We do justice to passages that speak of Heaven coming to Earth and God's will being done on here as in heaven (Lord's Prayer). We avoid rampant dualism and elevate ourselves properly as God's image at the same time as elevating creation to its rightful dignity without losing sight of what the Image of God (imago Dei) means.

We gain a powerful narrative for creation care and what it means to be a nation of priests in all of our priestly functions, including to till and tend. This reading of Genesis 1 deals with the strong language of rule in vv26-28 and shows that while etymology is important, context is even more so.

We gain a strong apologetic and a seat at the table of ecological discourse, for we have something unique to say.
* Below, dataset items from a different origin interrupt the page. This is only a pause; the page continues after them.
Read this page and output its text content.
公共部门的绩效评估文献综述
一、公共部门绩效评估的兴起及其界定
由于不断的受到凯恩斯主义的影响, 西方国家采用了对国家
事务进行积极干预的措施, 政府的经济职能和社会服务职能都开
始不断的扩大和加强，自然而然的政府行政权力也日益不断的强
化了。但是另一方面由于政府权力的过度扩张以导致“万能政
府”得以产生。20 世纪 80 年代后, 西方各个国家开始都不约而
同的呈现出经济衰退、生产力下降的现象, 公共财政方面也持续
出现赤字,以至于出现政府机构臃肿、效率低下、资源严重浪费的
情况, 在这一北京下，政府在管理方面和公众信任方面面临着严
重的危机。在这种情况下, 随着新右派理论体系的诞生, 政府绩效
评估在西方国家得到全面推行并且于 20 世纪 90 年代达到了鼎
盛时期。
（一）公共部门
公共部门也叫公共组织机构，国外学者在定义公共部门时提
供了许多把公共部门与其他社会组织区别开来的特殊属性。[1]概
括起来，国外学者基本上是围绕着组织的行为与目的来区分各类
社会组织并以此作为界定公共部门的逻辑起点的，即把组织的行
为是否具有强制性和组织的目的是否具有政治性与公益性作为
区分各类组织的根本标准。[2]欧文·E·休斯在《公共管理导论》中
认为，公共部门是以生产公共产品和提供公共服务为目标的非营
3. What do we miss out on if we don't?

It seems to me that if we do not hold out God's creation as sacred we loose our voice in ecological pragmatism or pagan idolatry. We capitulate to the Enlightenment idea of nature as machine - and we can see where this has led us. We lose any distinctive in speaking in the ecological space. Note that while relevance is not something to be chased in theology (that's the cart before the horse), we will lose any sense of relevance in the issue.

Finally, I think we lose access to one way to worship God, and a powerful apologetic and evangelistic tool by appeal to common grace, beauty and awe.